EIS for Warragamba Dam project released

Warragamba Dam: Environment impact statement on plans to raise the wall were released last week.
Warragamba Dam: Environment impact statement on plans to raise the wall were released last week.

The environmental impact statement for the proposed raising of the Warragamba Dam wall was released this week, attracting criticism from many quarters.

Stuart Ayres, minister for western Sydney, said of the document: "This is a significant milestone in the delivery of raising Warragamba Dam wall. It's an extensive, even exhaustive, environmental impact statement."

But Blue Mountains MP, Trish Doyle, said it fell "far short" in its assessment of the true impacts on the environment and Indigenous cultural heritage.

"I am outraged that this proposal to raise the Warragamba Dam wall is still being considered," said Ms Doyle. "I vividly recall when ... Stuart Ayres stood on the flood plains and proudly declared that there would be development as far as the eye could see, which raises serious doubts about the real motivation for this project."

The mayor, Mark Greenhill, said it could spell the end of the World Heritage listing for the Mountains.

"The raising of the Warragamba Dam will destroy World Heritage listed wilderness on Sydney's doorstep and desecrate Indigenous heritage and threatened biodiversity. Why? To satisfy the NSW Government's unrelenting quest to reach housing targets in western Sydney."

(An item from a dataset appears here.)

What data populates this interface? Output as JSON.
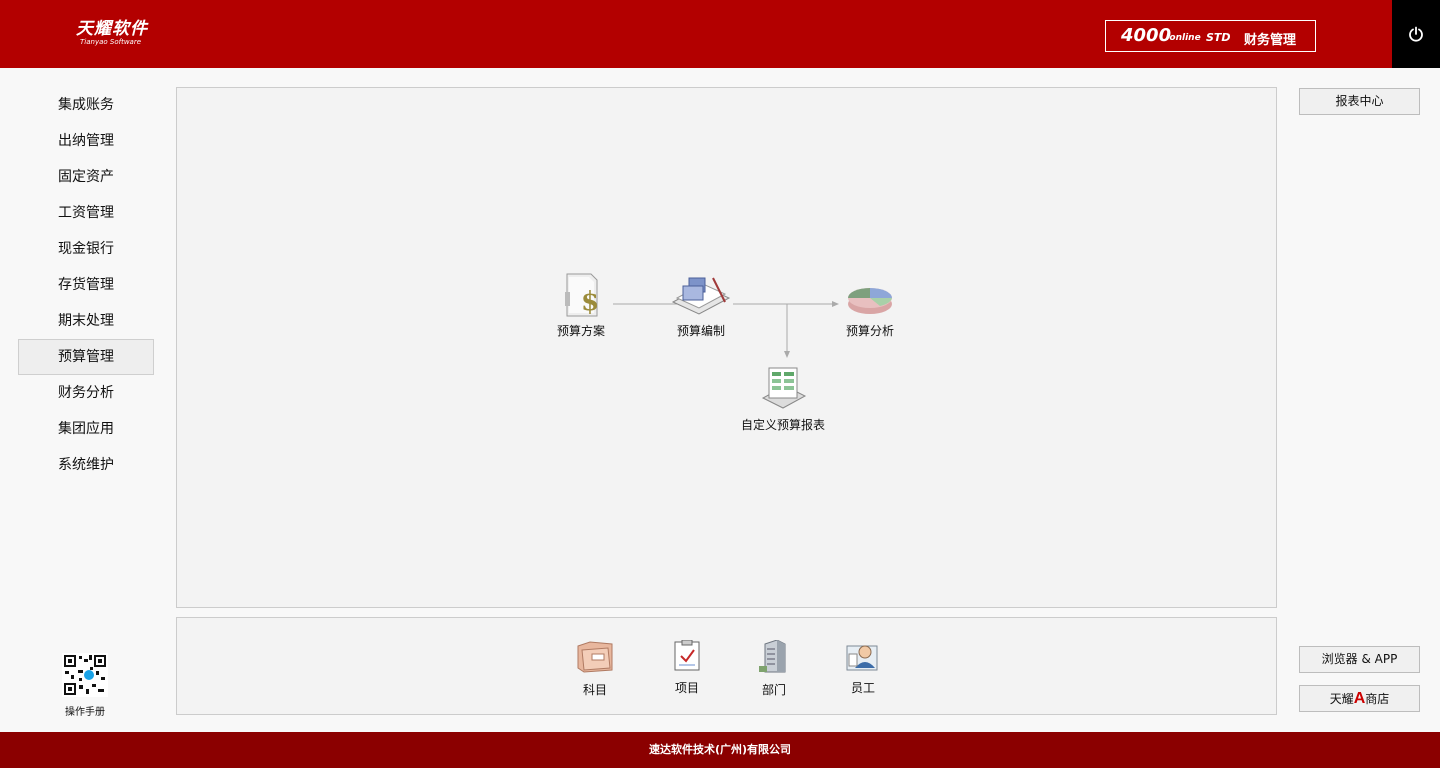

Blue Mountains council formally opposed the proposal in January 2019, noting that it posed the risk of serious and irreparable damage to Gundungurra Country.

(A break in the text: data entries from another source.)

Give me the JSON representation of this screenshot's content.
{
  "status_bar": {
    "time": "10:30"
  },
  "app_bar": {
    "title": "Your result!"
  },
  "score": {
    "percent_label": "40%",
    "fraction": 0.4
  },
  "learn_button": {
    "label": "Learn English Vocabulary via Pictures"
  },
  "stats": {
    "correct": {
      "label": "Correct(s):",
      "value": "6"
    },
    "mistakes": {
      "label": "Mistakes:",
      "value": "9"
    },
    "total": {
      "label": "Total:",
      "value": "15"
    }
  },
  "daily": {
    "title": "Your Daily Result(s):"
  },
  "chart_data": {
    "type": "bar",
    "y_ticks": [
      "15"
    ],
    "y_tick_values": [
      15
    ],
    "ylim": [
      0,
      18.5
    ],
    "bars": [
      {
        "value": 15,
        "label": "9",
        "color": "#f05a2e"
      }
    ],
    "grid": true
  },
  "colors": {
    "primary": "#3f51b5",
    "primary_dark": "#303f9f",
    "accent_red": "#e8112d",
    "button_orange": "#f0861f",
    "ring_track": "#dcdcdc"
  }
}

The Colong Foundation's Harry Burkitt said the EIS was "littered with mistruths and undercooked figures" which attempted to justify "the destruction of priceless Indigenous heritage and some of Australia's most threatened species".

He said the document was "fundamentally flawed" in key areas.

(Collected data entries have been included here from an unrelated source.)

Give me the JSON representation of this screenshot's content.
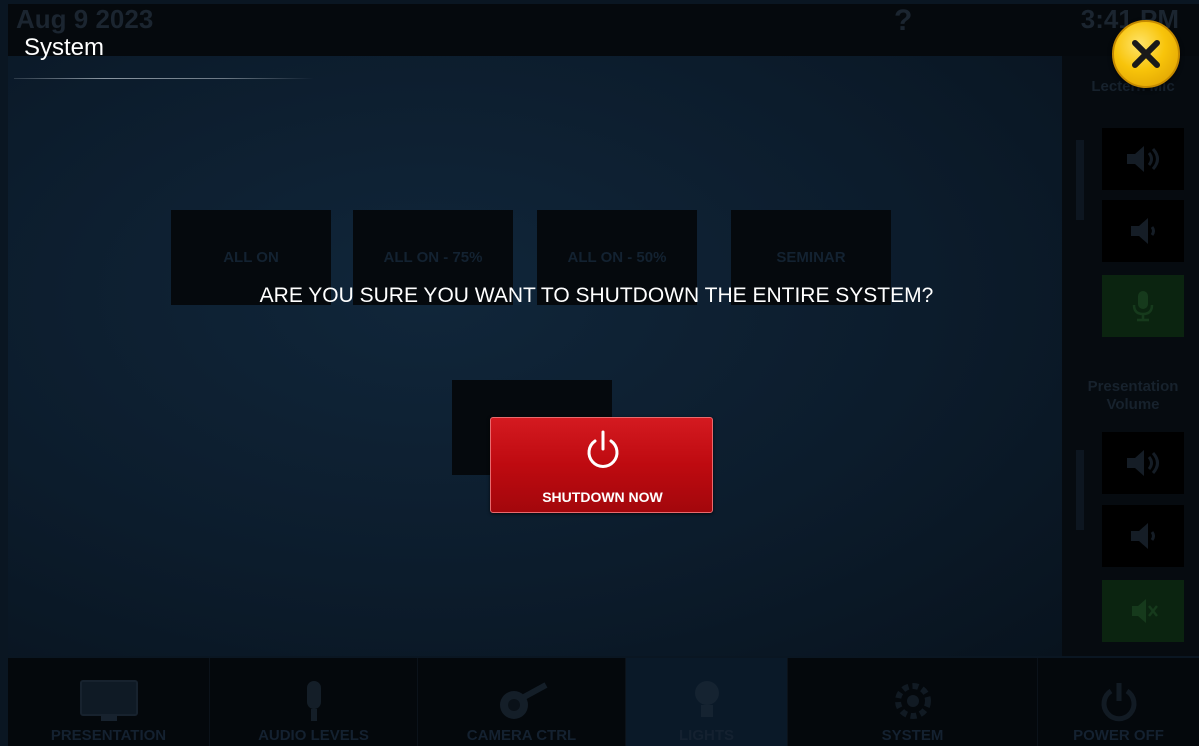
{
  "header": {
    "date": "Aug 9 2023",
    "time": "3:41 PM",
    "help_glyph": "?"
  },
  "modal": {
    "title": "System",
    "question": "ARE YOU SURE YOU WANT TO SHUTDOWN THE ENTIRE SYSTEM?",
    "shutdown_label": "SHUTDOWN NOW",
    "close_icon": "close-icon",
    "accent_yellow": "#f8c40a",
    "button_red": "#c40f15"
  },
  "presets": [
    "ALL ON",
    "ALL ON - 75%",
    "ALL ON - 50%",
    "SEMINAR"
  ],
  "right_panel": {
    "mic_label": "Lectern Mic",
    "presentation_label": "Presentation Volume"
  },
  "nav": [
    {
      "label": "PRESENTATION",
      "icon": "monitor-icon"
    },
    {
      "label": "AUDIO LEVELS",
      "icon": "microphone-icon"
    },
    {
      "label": "CAMERA CTRL",
      "icon": "camera-icon"
    },
    {
      "label": "LIGHTS",
      "icon": "lightbulb-icon"
    },
    {
      "label": "SYSTEM",
      "icon": "gear-icon"
    },
    {
      "label": "POWER OFF",
      "icon": "power-icon"
    }
  ]
}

He cited several examples, including the fact that just three hours was spent surveying for koalas and one day spent surveying for platypus across 65 kilometres of watercourse that would be intermittently inundated by the raised wall.

Mr Burkitt said the EIS "seriously understated" the extent of inundation in the pristine Kowmung and Kedumba rivers. And he said no experts were engaged to study the impact of the project on the "outstanding universal values" for which the Mountains' national parks were originally placed on the World Heritage list.

The EIS was backed by the Property Council of Australia, which said a raised wall would protect people in the Hawkesbury Nepean catchment from floods.

The council's western Sydney director, Ross Grove, said: "The government will need to be swift and decisive in delivering the wall and supporting infrastructure if we are to protect homes, communities and lives."